Kultur, Stadt

Das hat es mit dem traditionellen Schäfflertanz auf sich

MUCBOOK Redaktion

Beim diesjährigen Brauertag auf dem Marienplatz am 20. Juni tritt der Schäfflertanz außerhalb seines traditionellen Sieben-Jahres-Rhythmus auf – als besonderes Highlight für 32 Jungbrauerinnen und Jungbrauer, die dort feierlich freigesprochen und vom Münchner Oberbürgermeister freigeschlagen werden. Ein seltener Moment: Denn kaum ein Münchner Brauch verkörpert die Identität der Stadt so eindrucksvoll wie der Schäfflertanz.

Ein kulturelles Ereignis höchsten Ranges

Er ist weit mehr als eine historische Zunfttradition. Seit Jahrhunderten gehört der Schäfflertanz zum kulturellen Selbstverständnis Münchens. Seine herausgehobene Stellung zeigt sich an einem der sichtbarsten und symbolträchtigsten Orte der Stadt: dem berühmten Glockenspiel am Marienplatz. Traditionell war die erste Aufführung einer Saison dem König vorbehalten – eine Ehre, die sich in der heutigen Präsentation vor dem Bayerischen Ministerpräsidenten bis in die Gegenwart erhalten hat.

Seine besondere Aura verdankt er dabei nicht nur seiner langen Tradition und der beeindruckend aufwendigen Darbietung, die von den Tänzern über Monate hinweg einstudiert wird, sondern auch seiner Seltenheit: Er wird nur alle sieben Jahre aufgeführt. Gerade dadurch wurde er über die Jahrhunderte zu einer ehrwürdigen und zugleich geheimnisvollen Rarität, auf die die Stadt immer wieder mit großer Vorfreude blickt.

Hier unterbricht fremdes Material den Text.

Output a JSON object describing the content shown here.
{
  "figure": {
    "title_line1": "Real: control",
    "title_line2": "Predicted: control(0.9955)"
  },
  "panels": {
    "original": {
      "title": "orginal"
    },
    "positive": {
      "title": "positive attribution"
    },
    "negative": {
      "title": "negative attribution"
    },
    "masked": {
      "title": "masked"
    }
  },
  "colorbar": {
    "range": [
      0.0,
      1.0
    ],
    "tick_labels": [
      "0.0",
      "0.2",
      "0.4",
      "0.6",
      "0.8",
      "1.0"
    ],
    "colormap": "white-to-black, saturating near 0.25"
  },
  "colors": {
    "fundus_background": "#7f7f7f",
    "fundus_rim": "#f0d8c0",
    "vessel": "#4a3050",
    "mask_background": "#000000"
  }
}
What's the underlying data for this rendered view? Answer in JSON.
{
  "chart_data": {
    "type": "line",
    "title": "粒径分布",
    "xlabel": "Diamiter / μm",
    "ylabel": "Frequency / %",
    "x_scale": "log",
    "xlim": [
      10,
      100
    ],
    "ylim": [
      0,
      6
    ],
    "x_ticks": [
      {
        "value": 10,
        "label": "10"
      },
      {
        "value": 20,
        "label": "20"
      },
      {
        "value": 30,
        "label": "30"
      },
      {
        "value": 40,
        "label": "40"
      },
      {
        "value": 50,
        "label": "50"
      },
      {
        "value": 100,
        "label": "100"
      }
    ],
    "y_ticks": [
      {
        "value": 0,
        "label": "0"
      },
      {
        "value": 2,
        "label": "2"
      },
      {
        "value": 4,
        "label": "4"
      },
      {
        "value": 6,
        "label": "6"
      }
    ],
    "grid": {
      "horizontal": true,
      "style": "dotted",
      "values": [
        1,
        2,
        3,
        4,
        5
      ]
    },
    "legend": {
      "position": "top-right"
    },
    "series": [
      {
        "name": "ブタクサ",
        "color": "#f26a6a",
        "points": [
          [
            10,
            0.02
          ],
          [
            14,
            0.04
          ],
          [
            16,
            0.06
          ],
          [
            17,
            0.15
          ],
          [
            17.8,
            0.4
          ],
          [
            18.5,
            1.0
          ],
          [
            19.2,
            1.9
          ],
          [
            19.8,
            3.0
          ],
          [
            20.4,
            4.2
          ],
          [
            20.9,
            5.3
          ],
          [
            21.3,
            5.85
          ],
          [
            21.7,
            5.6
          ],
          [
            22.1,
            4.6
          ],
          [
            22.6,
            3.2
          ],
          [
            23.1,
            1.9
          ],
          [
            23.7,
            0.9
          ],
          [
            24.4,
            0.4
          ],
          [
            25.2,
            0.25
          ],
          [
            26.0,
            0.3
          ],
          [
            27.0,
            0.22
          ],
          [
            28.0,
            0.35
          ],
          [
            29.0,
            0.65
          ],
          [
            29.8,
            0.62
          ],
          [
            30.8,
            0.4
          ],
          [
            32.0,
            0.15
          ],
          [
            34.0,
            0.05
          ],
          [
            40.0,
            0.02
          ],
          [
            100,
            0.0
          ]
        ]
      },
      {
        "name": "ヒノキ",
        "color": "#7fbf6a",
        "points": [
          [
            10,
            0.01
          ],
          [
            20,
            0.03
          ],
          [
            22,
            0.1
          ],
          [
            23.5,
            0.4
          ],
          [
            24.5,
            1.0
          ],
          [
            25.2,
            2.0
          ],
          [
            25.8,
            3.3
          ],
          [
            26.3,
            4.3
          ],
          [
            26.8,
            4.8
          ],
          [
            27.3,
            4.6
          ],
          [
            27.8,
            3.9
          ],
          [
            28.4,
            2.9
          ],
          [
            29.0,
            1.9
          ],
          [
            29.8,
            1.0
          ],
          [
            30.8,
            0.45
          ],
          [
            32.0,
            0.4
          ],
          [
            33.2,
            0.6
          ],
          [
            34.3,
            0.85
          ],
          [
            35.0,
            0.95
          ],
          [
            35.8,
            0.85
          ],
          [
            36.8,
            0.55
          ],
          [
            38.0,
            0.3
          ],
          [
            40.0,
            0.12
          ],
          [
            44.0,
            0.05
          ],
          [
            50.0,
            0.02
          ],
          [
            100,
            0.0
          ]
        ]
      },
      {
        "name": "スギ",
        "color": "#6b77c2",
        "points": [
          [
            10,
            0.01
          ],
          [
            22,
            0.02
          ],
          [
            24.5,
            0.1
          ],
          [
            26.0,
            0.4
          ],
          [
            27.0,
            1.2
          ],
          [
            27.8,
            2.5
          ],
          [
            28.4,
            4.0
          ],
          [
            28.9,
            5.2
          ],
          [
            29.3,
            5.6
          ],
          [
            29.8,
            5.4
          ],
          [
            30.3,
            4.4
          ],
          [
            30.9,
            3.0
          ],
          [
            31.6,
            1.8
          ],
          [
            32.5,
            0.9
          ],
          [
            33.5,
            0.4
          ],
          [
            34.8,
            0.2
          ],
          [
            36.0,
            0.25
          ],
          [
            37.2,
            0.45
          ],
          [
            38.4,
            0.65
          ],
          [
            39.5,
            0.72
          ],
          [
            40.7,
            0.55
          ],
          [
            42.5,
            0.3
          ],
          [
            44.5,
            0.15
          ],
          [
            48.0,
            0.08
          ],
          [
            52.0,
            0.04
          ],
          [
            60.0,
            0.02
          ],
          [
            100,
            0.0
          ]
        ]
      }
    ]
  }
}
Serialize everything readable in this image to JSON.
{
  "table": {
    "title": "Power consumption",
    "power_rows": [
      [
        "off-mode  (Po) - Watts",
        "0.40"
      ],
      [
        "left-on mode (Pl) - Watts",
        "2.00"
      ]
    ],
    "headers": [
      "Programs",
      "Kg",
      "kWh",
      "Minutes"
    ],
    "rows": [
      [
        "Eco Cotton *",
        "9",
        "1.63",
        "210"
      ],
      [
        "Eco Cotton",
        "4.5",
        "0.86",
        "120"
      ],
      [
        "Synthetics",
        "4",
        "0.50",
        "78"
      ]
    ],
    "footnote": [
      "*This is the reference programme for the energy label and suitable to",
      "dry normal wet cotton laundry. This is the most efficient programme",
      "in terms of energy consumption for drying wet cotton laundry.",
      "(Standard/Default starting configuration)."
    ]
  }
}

Die Pestlegende und ihre tiefere Bedeutung

Nach der bekannten Ursprungserzählung geht der Schäfflertanz auf die Zeit nach einer schweren Pestepidemie zurück. Die Stadt soll von Krankheit, Tod und Angst gezeichnet gewesen sein; das öffentliche Leben war erstarrt. In diesen düsteren Zeiten sollen Schäffler auf die Straßen gezogen sein, um die verängstigten Menschen wieder aus ihren Häusern zu locken. Der Tanz sollte Mut machen, wieder hinauszutreten, einander zu begegnen und ins Leben zurückzufinden.

Der Schäfflertanz auf dem Marienplatz, 1863. Illustration aus “Das festliche Jahr” von Otto von Reinsberg-Düringsfeld.

Doch möglicherweise erzählt der Schäfflertanz nicht von einem einzelnen historischen Ereignis, sondern von etwas Grundsätzlicherem und Zeitlosem. Er berührt Menschen auch Jahrhunderte nach der letzten Pest noch auf erstaunlich unmittelbare Weise – vielleicht, weil er wie viele alte Rituale weniger historische Tatsachen erzählen will als zeitlose Weisheiten.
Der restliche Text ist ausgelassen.